I wasn’t fortunate enough to have met Barry Thornton. He died on 25th October 2003, a year after I first came across his name.

I first heard about him in the dining room at the Inversnaid Photography Centre in Scotland (closed in 2010, I believe). I was tucking into one of Linda Goulancourt’s superb meals, whilst talking to her husband, André 1, who ran the photography part of Inversnaid 2. Opposite me on the wall was a beautifully crafted picture of some silver birch trees. ‘Who made that picture, André?’ I asked. ‘Barry Thornton’, André replied. ‘He comes here quite often to lead workshops and print up his own work. You should read his books’.

And so I bought ‘Edge of Darkness’ and ‘Elements’.

Elements

Today, Barry is largely known by film photographers for his technical knowledge of film developers. Indeed his formulas, ‘Barry Thornton Two Bath Developer’ and ‘Dixactol’, are still being marketed. I often use his Two Bath Developer.

Of course, Barry was a great darkroom technician, producing pictures of the highest technical standards. His pictures have rich shadow detail with subtly graded highlights. But I principally remember him for being a great photographer. One can’t fail to be struck by the wonderful pictures in his books, taken mainly with his ‘beloved’ Rollei SL66 camera. His exploration of the ‘fine-grained, fine-art’ expression of landscape is inspirational and had a profound effect on me as a photographer. To this day I frequently return to his books.

As an aside, Barry’s daughter recently contacted me to say that her young son (Barry’s grandson) was very interested in photography. What better way to start than to look at his grandfather’s pictures? Aspiring photographers, whether film or digital, would do well to study the fine craft displayed through his pictures.

One comes to truly appreciate his skill when trying to emulate his work and then realising how your own pictures fall short in some way. Barry’s picture of silver birches taken at Inversnaid and reproduced in ‘Elements’ (page 72) (and, I think, on the dining room wall at Inversnaid in 2002), was the inspiration for my picture of silver birches. His daughter tells me that Barry took many pictures of silver birches and that’s something I can fully understand. They resolve beautifully in black and white. The picture in ‘Elements’ was developed from HP5 film in dilute Perceptol and got what John Blakemore 3 called a ‘flexible negative’. Here is my version of Silver Birches:

Iphone image of silver gelatin print (the print is too large to scan on my scanner). ‘Silver Birches’ © Tony Cearns. Ilford HP5 in 510-Pyro, printed on Ilford MGWT, Selenium toned.

The 510-Pyro also seems to have produced a ‘flexible negative’. My printing skills are not up to Barry’s standards, but I continue to strive for end-to-end mastery. I think this is what he achieved – end-to-end mastery.
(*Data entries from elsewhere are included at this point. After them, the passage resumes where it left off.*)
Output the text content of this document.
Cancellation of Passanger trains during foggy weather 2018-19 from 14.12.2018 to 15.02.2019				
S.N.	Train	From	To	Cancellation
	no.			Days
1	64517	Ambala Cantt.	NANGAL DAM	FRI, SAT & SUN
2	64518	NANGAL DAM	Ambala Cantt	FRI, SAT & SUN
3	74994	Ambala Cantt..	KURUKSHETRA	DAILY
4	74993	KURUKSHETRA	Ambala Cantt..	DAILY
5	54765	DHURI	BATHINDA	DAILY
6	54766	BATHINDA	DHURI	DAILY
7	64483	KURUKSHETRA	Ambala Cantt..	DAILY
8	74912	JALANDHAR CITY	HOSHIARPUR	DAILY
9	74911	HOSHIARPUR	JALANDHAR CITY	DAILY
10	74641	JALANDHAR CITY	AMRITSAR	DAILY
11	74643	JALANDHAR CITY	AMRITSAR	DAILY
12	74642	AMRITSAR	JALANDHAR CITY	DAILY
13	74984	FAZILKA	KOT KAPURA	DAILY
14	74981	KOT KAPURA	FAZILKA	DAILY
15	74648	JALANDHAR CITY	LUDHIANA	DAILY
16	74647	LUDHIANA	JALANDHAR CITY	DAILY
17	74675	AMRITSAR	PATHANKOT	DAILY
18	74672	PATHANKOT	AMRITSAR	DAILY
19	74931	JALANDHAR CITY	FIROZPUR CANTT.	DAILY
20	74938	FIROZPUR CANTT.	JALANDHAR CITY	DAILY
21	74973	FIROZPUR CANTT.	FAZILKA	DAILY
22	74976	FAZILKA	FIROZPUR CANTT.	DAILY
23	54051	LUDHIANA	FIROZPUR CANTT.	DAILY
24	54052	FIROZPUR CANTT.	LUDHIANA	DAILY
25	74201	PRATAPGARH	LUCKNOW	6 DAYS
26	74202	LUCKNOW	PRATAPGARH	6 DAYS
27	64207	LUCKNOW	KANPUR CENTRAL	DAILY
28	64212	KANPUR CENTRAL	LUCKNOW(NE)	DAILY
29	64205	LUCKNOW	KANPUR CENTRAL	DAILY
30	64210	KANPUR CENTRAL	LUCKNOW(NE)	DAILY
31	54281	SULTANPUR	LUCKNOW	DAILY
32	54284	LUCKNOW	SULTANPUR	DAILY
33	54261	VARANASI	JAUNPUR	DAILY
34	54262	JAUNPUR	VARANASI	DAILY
Obviously an iphone image of a print doesn’t do the print justice, but the picture is not edge-to-edge sharp, something which I think Barry would have insisted on.

Wouldn’t it be great to see his pictures properly displayed on a gallery wall?

  1. After studying photography at Manchester College of Art, André freelanced in studio photography, architecture and editorial portraiture. His work has appeared in numerous magazines and journals including Country Life, Architectural Journal, Designand Review, House & Garden, ManagementToday, Blueprint, Crafts and World of Interiors. Books include Dream Houses, The English House, monographs of Lutyens and Charles Rennie Mackintosh and contributions to many others.

    His exhibitions London 1900 and The English House were shown in the UK and abroad and The Gambia at Winchester Gallery of Contemporary Art. He is currently working on a variety of themes – religious symbolism, surface properties of water and Scottish country dancing.

    Founder of Inversnaid Photography Centre in 1987, André has accumulated a vast experience of leading workshops in a wide variety of photography subjects

  2. At the time, Inversnaid was a magnet to fine art photographers – this was the pre-digital era
  3. Blakemore is famed and admired as a world-renowned artist/photographer with work encompassing a wealth of aspects from landscape and portraits to superb print making. He is perhaps most known for his outstandingly beautiful still-life studies, particularly ‘Tulipia’, portrayed in major retrospective exhibitions and books, Inscape and The Stilled Gaze and his Black and White Photography Workshop.

    He was Emeritus Professor of Photography at Derby University, has worked on environmental topics for the CPRE and featured in TV’s, Exploring Photography and World Photography. With Inscape he won the highly prestigious ‘Fox Talbot Award’.